On Wed, May 27, 2015 at 11:08 PM, Phillip Hallam-Baker <phill@hallambaker.com> wrote:
Tor certainly works for some of its intended uses. If you are in a repressive state and want to get access to CNN or the like, Tor is your friend. It isn't going to prevent a police state noticing that you might be up to some sort of unapproved activity but they won't be able to tell the difference between a dissident and someone surfing for porn etc. So it is useful and reduces risk in countries like Iran or Russia. But using it in North Korea would mean risking a death sentence.
Where I don't see Tor being remotely safe is trying to operate an online Drug bazar as a hidden service. I mean seriously guys, cryptography isn't magic and traffic analysis is a very effective tool. Tor is still going to help your customers keep their identity secret but it isn't going to stop a determined law enforcement team with pervasive Internet access tracking down your server. Not when the hidden service is trying to become a consumer brand with global reach.

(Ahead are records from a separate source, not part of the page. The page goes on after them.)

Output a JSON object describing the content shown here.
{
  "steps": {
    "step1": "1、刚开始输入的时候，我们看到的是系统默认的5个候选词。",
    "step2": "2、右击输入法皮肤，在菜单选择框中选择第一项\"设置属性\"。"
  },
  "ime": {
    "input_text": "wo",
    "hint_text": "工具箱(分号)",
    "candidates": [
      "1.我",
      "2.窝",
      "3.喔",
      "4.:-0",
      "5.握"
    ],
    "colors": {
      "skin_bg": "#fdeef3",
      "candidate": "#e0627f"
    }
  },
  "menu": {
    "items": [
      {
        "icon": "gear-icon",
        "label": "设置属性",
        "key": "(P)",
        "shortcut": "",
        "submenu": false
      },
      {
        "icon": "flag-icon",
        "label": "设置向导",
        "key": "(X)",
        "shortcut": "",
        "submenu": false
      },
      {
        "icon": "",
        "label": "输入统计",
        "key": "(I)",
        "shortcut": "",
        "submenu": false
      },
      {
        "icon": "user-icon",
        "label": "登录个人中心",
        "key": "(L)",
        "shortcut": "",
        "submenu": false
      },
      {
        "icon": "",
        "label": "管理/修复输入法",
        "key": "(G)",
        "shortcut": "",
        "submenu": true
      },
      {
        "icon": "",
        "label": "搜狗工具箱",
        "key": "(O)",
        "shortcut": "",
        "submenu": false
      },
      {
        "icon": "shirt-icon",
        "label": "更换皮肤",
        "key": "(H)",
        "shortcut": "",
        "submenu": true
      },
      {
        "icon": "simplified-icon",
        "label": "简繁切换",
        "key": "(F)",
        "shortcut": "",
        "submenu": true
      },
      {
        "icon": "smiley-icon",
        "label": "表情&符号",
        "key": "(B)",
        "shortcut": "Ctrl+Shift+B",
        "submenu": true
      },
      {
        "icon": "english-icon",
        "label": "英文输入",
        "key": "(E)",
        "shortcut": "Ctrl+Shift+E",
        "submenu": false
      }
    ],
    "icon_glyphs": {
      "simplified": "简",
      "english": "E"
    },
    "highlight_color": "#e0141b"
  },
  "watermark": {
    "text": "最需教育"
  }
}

So I think a change in terminology is needed. It is not just that people are not taking security precautions due to a false sense of security, some people are ordering up mob hits because they think they are in a permissive environment that is accountability free.
Rather than calling it the dark web, the term Twilight Web seems more appropriate to me. It is possible to hide but only if you know how and only among the trees.
For whatever part of your threat models above includes global passive adversary watching the input and output points of your network of choice and lining up traffic observations... there is little defense to be taken other than filling your unused capacity with fill traffic. No network to date appears to be developing or using that defense. There have been threads on that within the last year, and even one on making such background fill a part of IEEE for fiber and copper physical links.